Postgres is a really popular SQL database, I didn't have a lot of experience working with it specifically on large datasets. One problem that came to my plate was optimising getting the total count from a specific table which had over 5GB of data.
Select count(*) from my_table;
The above query took roughly 30 seconds just to get the total count, which was absurd. My first initial approach was to index it and try to get the total count.
CREATE INDEX ON my_table USING btree(id); SELECT count(my_table.id) from my_table;
The above solution did reduce the time taken to get the total count but still didn't work as expected for something as simple as getting the total count. finally came across this super awesome article by new relic here.
A nice approach was to calculate this ahead of time. So that, when you need to query the total count you can read it fast. The only tradeoff would be that it won't be done in real-time. However, this will still increase the overall efficiency of the query. So at least you won't be waiting for an extremely long time just for the query to complete. I am just replicating the steps mentioned in the above article below.
- Create a table row count to keep tabs on table names that you want to keep track of.

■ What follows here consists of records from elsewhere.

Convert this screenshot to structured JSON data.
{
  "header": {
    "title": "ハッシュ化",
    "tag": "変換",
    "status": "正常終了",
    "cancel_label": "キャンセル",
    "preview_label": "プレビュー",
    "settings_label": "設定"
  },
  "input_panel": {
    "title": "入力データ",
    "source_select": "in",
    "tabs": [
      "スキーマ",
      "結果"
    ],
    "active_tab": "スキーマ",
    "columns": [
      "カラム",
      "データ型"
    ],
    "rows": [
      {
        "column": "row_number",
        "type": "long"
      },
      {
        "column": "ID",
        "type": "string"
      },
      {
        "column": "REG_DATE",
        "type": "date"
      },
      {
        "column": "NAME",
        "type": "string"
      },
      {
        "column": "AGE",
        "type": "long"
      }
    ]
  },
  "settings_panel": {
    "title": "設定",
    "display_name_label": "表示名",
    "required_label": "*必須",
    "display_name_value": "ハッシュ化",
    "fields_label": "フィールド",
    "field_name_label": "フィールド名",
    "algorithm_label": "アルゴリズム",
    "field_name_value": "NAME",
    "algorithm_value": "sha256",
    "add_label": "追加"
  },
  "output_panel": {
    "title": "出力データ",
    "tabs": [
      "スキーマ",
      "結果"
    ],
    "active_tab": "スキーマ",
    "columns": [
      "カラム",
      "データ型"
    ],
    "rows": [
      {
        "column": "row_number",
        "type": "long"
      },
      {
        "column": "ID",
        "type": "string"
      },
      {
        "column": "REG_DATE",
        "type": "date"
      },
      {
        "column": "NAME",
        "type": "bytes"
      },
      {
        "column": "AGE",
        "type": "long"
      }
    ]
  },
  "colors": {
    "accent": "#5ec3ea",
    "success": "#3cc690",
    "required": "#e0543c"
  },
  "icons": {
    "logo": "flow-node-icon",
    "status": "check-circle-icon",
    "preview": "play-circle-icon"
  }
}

CREATE TABLE row_count ( table_name text PRIMARY KEY, tally bigint );
- Create a function that will count and update your row count table
CREATE OR REPLACE FUNCTION do_count() RETURNS TRIGGER AS $$ DECLARE BEGIN IF TG_OP = 'INSERT' THEN EXECUTE 'UPDATE row_count set tally = tally + 1 where table = ''' || TG_TABLE_NAME || ''''; RETURN NEW; ELSIF TG_OP = 'DELETE' THEN EXECUTE 'UPDATE row_count set tally = tally - 1 where table = ''' || TG_TABLE_NAME || ''''; RETURN OLD; END IF; END; $$ LANGUAGE 'plpgsql';
- Finally, pass the initial total count to start with and set the trigger which will initiate counting every time. A new row is inserted into the table.
BEGIN; --- To have accurate counts, the table must be seeded with the current correct numbers. INSERT INTO row_count (table, tally) VALUES ( 'my_table', (SELECT count(*) from my_table)); --- And then apply the trigger to my_table. CREATE TRIGGER my_table_do_row_count BEFORE INSERT OR DELETE ON my_table FOR EACH ROW EXECUTE PROCEDURE do_count(); COMMIT;
Given the above solution you can even make advance queries to store count for the same table with different clause. Two approaches that i see is either create another column in the row table to define clause or in postgres you can store json instead of tally number, which will store count with clause.